Seismic faults: Accelerating research in slow slip and fault creep

Understanding whether slow slip along fault boundaries is likely to eventually cause a high-magnitude earthquake is essential in assessing seismic hazards. A study recently published by Ifremer in the journal Nature Communications clearly characterizes the phenomena associated with slow earthquakes further to the analysis of water pressure in marine sediments.

Under the Sea of Marmara, less than 50 kilometres from the city of Istanbul, runs the so-called North-Anatolian fault, responsible for a series of earthquakes which have had devastating effects on the region.
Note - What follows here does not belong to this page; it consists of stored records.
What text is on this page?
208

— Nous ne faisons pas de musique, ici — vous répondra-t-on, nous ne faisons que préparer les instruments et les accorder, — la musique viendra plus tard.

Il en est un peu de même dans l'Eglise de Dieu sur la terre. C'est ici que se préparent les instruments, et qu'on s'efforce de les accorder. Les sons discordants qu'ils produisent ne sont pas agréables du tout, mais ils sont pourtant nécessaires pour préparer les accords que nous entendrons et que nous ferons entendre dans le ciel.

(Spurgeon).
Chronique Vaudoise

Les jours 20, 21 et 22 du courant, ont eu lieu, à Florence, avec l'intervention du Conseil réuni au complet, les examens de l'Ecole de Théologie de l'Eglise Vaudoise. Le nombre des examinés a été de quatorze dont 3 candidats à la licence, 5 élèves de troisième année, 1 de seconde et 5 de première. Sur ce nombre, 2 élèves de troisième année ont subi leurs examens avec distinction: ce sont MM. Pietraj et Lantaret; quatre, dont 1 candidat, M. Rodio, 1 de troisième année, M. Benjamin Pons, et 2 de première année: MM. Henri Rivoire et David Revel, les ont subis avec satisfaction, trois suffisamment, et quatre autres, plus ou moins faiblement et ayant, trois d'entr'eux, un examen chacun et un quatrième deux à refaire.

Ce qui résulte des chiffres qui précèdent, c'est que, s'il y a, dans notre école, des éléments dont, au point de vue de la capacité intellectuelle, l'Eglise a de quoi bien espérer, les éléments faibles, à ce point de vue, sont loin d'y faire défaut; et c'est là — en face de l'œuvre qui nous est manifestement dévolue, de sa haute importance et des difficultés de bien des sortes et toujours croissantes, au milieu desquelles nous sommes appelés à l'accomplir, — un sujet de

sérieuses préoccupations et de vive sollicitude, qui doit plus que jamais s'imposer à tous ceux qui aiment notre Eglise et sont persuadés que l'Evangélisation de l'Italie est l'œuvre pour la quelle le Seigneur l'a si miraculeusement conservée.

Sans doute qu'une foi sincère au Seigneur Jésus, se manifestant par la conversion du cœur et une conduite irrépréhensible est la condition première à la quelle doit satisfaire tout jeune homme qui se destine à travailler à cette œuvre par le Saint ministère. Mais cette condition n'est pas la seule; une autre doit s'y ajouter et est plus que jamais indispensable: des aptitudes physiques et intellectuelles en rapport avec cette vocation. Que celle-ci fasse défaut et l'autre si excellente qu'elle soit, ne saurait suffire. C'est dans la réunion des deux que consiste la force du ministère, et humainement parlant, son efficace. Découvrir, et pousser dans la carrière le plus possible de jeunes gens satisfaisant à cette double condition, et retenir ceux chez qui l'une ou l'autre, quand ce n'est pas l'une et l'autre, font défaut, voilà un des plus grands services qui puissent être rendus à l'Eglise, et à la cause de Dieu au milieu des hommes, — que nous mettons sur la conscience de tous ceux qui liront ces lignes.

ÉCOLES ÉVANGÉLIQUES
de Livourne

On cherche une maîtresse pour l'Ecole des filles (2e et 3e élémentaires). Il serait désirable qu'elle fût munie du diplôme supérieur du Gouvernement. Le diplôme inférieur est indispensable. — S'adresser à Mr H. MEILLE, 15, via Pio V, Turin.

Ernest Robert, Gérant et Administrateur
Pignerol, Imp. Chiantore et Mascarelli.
In this particular zone, low-magnitude slow earthquakes, called SSE for Slow Slip Events, occur at the tectonic boundary between Anatolia and Europe.

In an attempt to explain their origin and identify the consequences of episodic slow slipping, Ifremer researchers have deployed piezometers in this region to measure water pressure in marine sediments and used terrestrial GPS stations for detecting and measuring tectonic deformations.

The study shows a correlation between fluctuating water pressure in marine sediments and onshore deformations during a 10-month slow-slip event. The piezometer has consequently become the «thermometer» of this type of slow-slip process.

« Thanks to the easy-to-use surface sensors, we were able to observe events that take place several kilometres below the bottom of the sea. Our data provides important information on the slow slip of the North Anatolian fault. This has enabled us to follow the evolution and analyse the consequences of this creep over a period of 10 months» confirms Nabil Sultan, geotechnical researcher at Ifremer.

The seismic activity is slowly moving closer to Istanbul

The North Anatolian fault crosses Turkey over a distance of more than a thousand kilometres. Its history began around fifteen million years ago with the collision between the Arabian and Eurasian plates, which currently converge on the eastern edge of the Mediterranean. In 1999, the Izmit earthquake, east of the Marmara Sea, ruptured 140 kilometres of fault. Three months later, the Düzce quake extended this fracture by 35 kilometres. This seismic, geographical and temporal singularity makes a major event almost inevitable, provoking in turn an earthquake of considerable violence in the megalopolis of Istanbul.